The sign was taken from near the entrance to the unofficial track which Rachael took to reach the river
“This trail was created as a result of regular foot traffic through the undergrowth and was not approved by DOC,” senior ranger Murray Cleaver wrote in a report to Coroner Wallace Bain.
“I had been aware for some time that public foot traffic to get to the river created these trails and kept them open.”
Following Rachael’s death, DOC replaced the stolen sign, blocked the unofficial track with a wooden fence and a second steel gate on top of the cliff.
Ropes that visitors had been using to climb down to the river were also cut down.
But the death of Rachael also highlighted confusion over who was responsible for the stretch of water – and if swimming could be banned.

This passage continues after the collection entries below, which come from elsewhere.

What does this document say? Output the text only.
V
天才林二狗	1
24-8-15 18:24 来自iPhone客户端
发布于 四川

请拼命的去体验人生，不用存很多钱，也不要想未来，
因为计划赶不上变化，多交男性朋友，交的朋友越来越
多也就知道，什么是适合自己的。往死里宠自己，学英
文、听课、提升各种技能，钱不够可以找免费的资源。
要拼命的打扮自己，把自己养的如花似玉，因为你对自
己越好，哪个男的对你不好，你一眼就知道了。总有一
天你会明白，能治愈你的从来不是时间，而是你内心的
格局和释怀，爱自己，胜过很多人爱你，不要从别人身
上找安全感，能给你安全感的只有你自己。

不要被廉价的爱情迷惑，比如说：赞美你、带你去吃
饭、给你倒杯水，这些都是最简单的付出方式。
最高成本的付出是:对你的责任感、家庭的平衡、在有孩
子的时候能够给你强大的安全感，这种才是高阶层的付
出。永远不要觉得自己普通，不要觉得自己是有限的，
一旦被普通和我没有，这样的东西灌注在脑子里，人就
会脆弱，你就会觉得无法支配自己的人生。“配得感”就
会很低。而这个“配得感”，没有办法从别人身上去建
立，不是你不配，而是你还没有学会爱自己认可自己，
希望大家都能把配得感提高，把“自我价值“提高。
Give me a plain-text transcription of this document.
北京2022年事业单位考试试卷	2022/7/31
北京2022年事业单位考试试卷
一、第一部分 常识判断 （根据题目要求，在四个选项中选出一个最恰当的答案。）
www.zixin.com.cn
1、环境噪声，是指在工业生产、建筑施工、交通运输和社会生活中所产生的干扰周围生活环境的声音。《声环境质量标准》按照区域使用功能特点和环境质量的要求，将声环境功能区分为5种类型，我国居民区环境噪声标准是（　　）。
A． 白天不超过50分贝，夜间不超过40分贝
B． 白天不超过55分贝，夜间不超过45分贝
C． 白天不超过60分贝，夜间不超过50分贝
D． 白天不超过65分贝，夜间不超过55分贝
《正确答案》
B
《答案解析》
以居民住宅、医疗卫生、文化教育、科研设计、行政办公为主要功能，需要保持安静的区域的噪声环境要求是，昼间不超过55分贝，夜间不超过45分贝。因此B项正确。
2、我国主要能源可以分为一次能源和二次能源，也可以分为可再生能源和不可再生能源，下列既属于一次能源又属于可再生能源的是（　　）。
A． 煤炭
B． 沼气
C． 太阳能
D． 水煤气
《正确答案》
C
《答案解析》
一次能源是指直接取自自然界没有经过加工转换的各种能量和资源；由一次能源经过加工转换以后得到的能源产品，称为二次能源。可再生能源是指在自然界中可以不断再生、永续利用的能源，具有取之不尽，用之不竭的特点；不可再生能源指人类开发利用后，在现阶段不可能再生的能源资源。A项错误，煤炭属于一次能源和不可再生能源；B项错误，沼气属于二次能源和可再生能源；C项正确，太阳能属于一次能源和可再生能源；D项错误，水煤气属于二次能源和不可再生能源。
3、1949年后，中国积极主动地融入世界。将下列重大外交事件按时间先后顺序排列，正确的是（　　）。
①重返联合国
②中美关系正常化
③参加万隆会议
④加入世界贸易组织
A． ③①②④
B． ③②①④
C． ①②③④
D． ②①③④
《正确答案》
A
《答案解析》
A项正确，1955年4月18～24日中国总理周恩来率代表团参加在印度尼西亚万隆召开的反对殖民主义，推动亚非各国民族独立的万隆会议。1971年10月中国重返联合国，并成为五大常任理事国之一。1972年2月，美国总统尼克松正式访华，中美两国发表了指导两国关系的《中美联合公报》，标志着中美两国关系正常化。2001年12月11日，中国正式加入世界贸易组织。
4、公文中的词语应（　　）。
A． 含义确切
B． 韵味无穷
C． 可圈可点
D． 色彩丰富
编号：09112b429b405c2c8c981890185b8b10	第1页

Mercury Energy, which controls the dam, wanted DOC to erect new signs to state “no swimming” rather than just a warning about the risk.
The power company believed a bylaw of the Waikato Regional Council prohibited swimming within 200m of a hydro structure.
This issue had been raised by Mercury Energy “on a number of occasions” before Rachael’s death, as it wanted the council’s harbourmaster to enforce the bylaw.
Eventually, DOC did replace the signs on Mercury’s advice.
But in response to Mercury’s assertion about the bylaw, the Waikato Regional Council said it had no power to ban swimming in the river.
The bylaw was designed as a mechanism to regulate boating activity, according to the council’s legal advice, not ban swimming in an area which boats cannot even access.
In the end, an internal review by Mercury Energy concluded it could have done nothing else.
In a press release announcing the tourist spills would resume, 10 days after Rachael’s death, chief executive Fraser Whineray said the “real challenge” was to make people take heed of the warnings.
“The most important message we want the public to take away from this is to please, at all times, stay out of the Aratiatia Rapids – it’s not a place to swim or be in the water.”